Housing market crosses halfway mark back to normal
The housing market crossed the halfway mark last month on the long road back to normal.
A housing barometer that weighs three key indicators — construction starts, existing home sales and delinquencies and foreclosures — is now 51 percent back toward what is considered a healthy market, according to Trulia, a group that keeps an eye on the sector's progress.
Sales picked up pace, delinquencies and foreclosures continued their slow but steady decline, and while construction levels fell a bit, starts still hovered around the highest level of activity in four years.
Hurricane Sandy reduced activity in the Northeast with October and November showing smaller gains relative to previous months compared with the rest of the country.
Construction starts dipped in November but remain strong and are 37 percent of the way back to normal.
Starts in November were at an annual pace of 861,000, up 22 percent year-over-year.
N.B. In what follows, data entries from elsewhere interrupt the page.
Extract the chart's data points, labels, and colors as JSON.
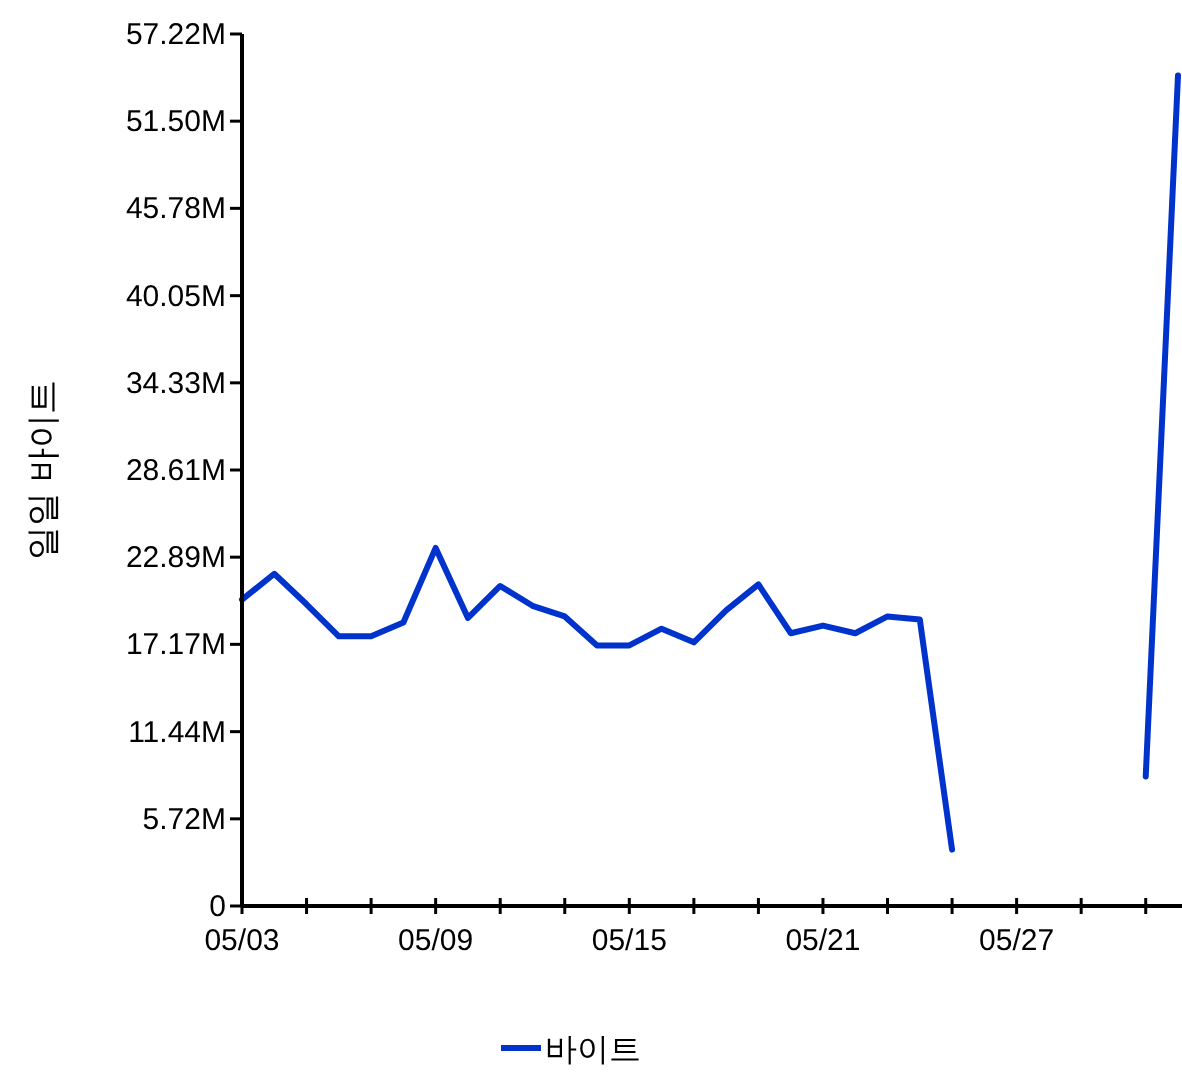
{
  "chart_data": {
    "type": "line",
    "ylabel": "일일 바이트",
    "legend": "bottom",
    "grid": false,
    "marker": "none",
    "line_style": "solid",
    "x": [
      "--05-03",
      "--05-04",
      "--05-05",
      "--05-06",
      "--05-07",
      "--05-08",
      "--05-09",
      "--05-10",
      "--05-11",
      "--05-12",
      "--05-13",
      "--05-14",
      "--05-15",
      "--05-16",
      "--05-17",
      "--05-18",
      "--05-19",
      "--05-20",
      "--05-21",
      "--05-22",
      "--05-23",
      "--05-24",
      "--05-25",
      "--05-26",
      "--05-27",
      "--05-28",
      "--05-29",
      "--05-30",
      "--05-31",
      "--06-01"
    ],
    "series": [
      {
        "name": "바이트",
        "color": "#0033cc",
        "values": [
          20.1,
          21.8,
          19.8,
          17.7,
          17.7,
          18.6,
          23.5,
          18.9,
          21.0,
          19.7,
          19.0,
          17.1,
          17.1,
          18.2,
          17.3,
          19.4,
          21.1,
          17.9,
          18.4,
          17.9,
          19.0,
          18.8,
          3.7,
          null,
          null,
          null,
          null,
          null,
          8.5,
          54.5
        ]
      }
    ],
    "xlim": [
      "--05-03",
      "--06-01"
    ],
    "xticks": [
      {
        "value": "--05-03",
        "label": "05/03"
      },
      {
        "value": "--05-05",
        "label": null
      },
      {
        "value": "--05-07",
        "label": null
      },
      {
        "value": "--05-09",
        "label": "05/09"
      },
      {
        "value": "--05-11",
        "label": null
      },
      {
        "value": "--05-13",
        "label": null
      },
      {
        "value": "--05-15",
        "label": "05/15"
      },
      {
        "value": "--05-17",
        "label": null
      },
      {
        "value": "--05-19",
        "label": null
      },
      {
        "value": "--05-21",
        "label": "05/21"
      },
      {
        "value": "--05-23",
        "label": null
      },
      {
        "value": "--05-25",
        "label": null
      },
      {
        "value": "--05-27",
        "label": "05/27"
      },
      {
        "value": "--05-29",
        "label": null
      },
      {
        "value": "--05-31",
        "label": null
      }
    ],
    "ylim": [
      0,
      57.22
    ],
    "yticks": [
      0,
      {
        "value": 5.72,
        "label": "5.72M"
      },
      {
        "value": 11.44,
        "label": "11.44M"
      },
      {
        "value": 17.17,
        "label": "17.17M"
      },
      {
        "value": 22.89,
        "label": "22.89M"
      },
      {
        "value": 28.61,
        "label": "28.61M"
      },
      {
        "value": 34.33,
        "label": "34.33M"
      },
      {
        "value": 40.05,
        "label": "40.05M"
      },
      {
        "value": 45.78,
        "label": "45.78M"
      },
      {
        "value": 51.5,
        "label": "51.50M"
      },
      {
        "value": 57.22,
        "label": "57.22M"
      }
    ]
  }
}
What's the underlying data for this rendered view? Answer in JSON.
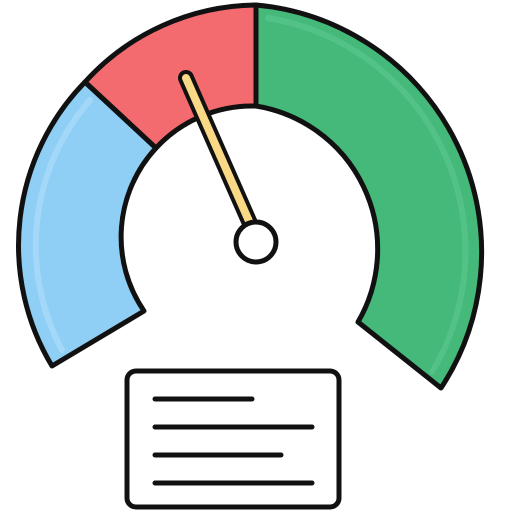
{
  "illustration": {
    "icon": "speedometer-gauge-icon",
    "gauge": {
      "zones": [
        {
          "name": "blue-zone",
          "color": "#8FCFF5"
        },
        {
          "name": "red-zone",
          "color": "#F36B6E"
        },
        {
          "name": "green-zone",
          "color": "#44B97A"
        }
      ],
      "needle": {
        "color": "#F9D886",
        "hub_color": "#FFFFFF"
      },
      "outline_color": "#111111"
    },
    "info_card": {
      "icon": "text-lines-icon",
      "background": "#FFFFFF",
      "line_count": 4
    }
  }
}
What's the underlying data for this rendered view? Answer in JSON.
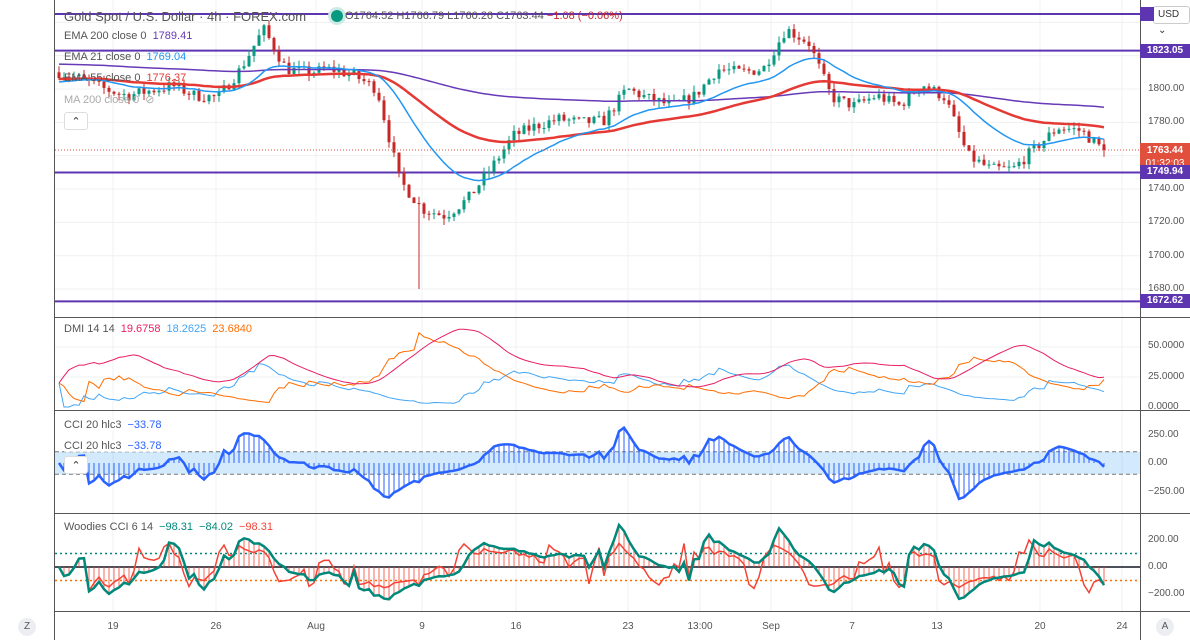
{
  "header": {
    "title": "Gold Spot / U.S. Dollar · 4h · FOREX.com",
    "open": "O1764.52",
    "high": "H1766.79",
    "low": "L1760.26",
    "close": "C1763.44",
    "change": "−1.08 (−0.06%)"
  },
  "legend": [
    {
      "label": "EMA 200 close 0",
      "value": "1789.41",
      "color": "#673ab7"
    },
    {
      "label": "EMA 21 close 0",
      "value": "1769.04",
      "color": "#2196f3"
    },
    {
      "label": "EMA 55 close 0",
      "value": "1776.37",
      "color": "#e53935"
    },
    {
      "label": "MA 200 close 0",
      "value": "",
      "color": "#aaa"
    }
  ],
  "currency": "USD ⌄",
  "price_axis": {
    "ticks": [
      "1800.00",
      "1780.00",
      "1740.00",
      "1720.00",
      "1700.00",
      "1680.00"
    ],
    "levels": [
      "1845.00",
      "1823.05",
      "1749.94",
      "1672.62"
    ],
    "last_price": "1763.44",
    "countdown": "01:32:03"
  },
  "dmi": {
    "label": "DMI 14 14",
    "v1": "19.6758",
    "v2": "18.2625",
    "v3": "23.6840",
    "ticks": [
      "50.0000",
      "25.0000",
      "0.0000"
    ]
  },
  "cci": {
    "label": "CCI 20 hlc3",
    "value": "−33.78",
    "ticks": [
      "250.00",
      "0.00",
      "−250.00"
    ]
  },
  "woodies": {
    "label": "Woodies CCI 6 14",
    "v1": "−98.31",
    "v2": "−84.02",
    "v3": "−98.31",
    "ticks": [
      "200.00",
      "0.00",
      "−200.00"
    ]
  },
  "time_axis": [
    "19",
    "26",
    "Aug",
    "9",
    "16",
    "23",
    "13:00",
    "Sep",
    "7",
    "13",
    "20",
    "24"
  ],
  "buttons": {
    "z": "Z",
    "a": "A",
    "collapse": "⌃"
  },
  "colors": {
    "up": "#089981",
    "down": "#c62828",
    "level": "#5e35b1"
  },
  "chart_data": {
    "type": "candlestick",
    "price_path": [
      1810,
      1806,
      1800,
      1796,
      1799,
      1802,
      1796,
      1795,
      1812,
      1836,
      1812,
      1810,
      1812,
      1808,
      1800,
      1745,
      1728,
      1724,
      1734,
      1752,
      1772,
      1778,
      1782,
      1780,
      1781,
      1800,
      1794,
      1790,
      1796,
      1812,
      1810,
      1812,
      1836,
      1828,
      1795,
      1790,
      1796,
      1790,
      1803,
      1795,
      1760,
      1752,
      1752,
      1765,
      1777,
      1775,
      1763
    ]
  }
}
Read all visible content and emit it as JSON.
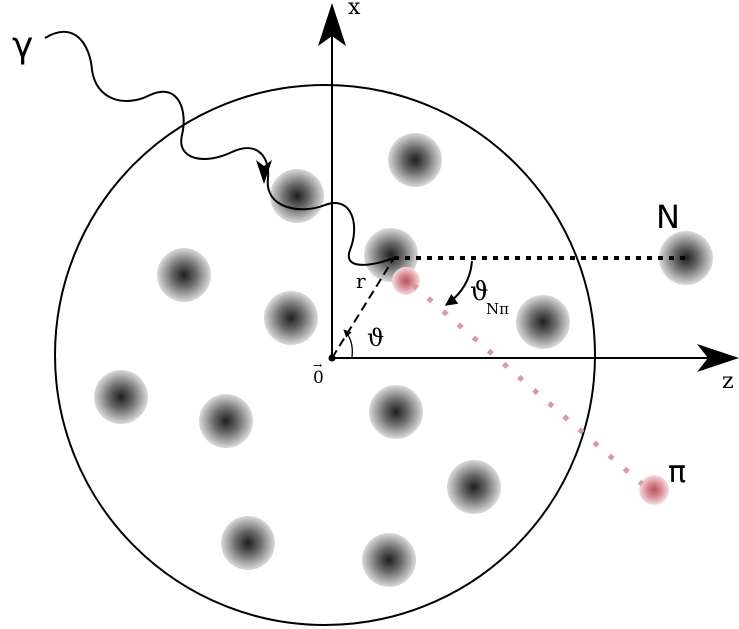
{
  "diagram": {
    "labels": {
      "photon": "γ",
      "x_axis": "x",
      "z_axis": "z",
      "nucleon": "N",
      "pion": "π",
      "radius": "r",
      "angle": "ϑ",
      "angle_npi": "ϑ",
      "angle_npi_sub": "Nπ",
      "origin": "0",
      "origin_vec": "→"
    },
    "colors": {
      "nucleon_core": "#2a2a2a",
      "nucleon_edge": "#d9d9d9",
      "pion_core": "#c0606a",
      "pion_edge": "#f1d2d6",
      "pion_track": "#d99aa0",
      "line": "#000000"
    }
  }
}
For the past three months, construction starts have remained solidly above 800,000–the highest level since September 2008.
Existing home sales rose once again in November up 6 percent month-over-month to 5.04 million, the highest level since November 2009 and 73 percent of the way back to normal.
Even better, “distressed” sales (foreclosures and short sales) represent a declining share of overall sales, making way for more “conventional” home sales.
The delinquency and foreclosure rate maintained a new post-crisis low.
In November, 10.63 percent of mortgages were delinquent or in foreclosure, down a tad from the 10.64 percent in October. The combined rate is at its lowest level in four years and is 41 percent back to normal.
The market hit bottom in 2009 and it has taken three full years just to get this far.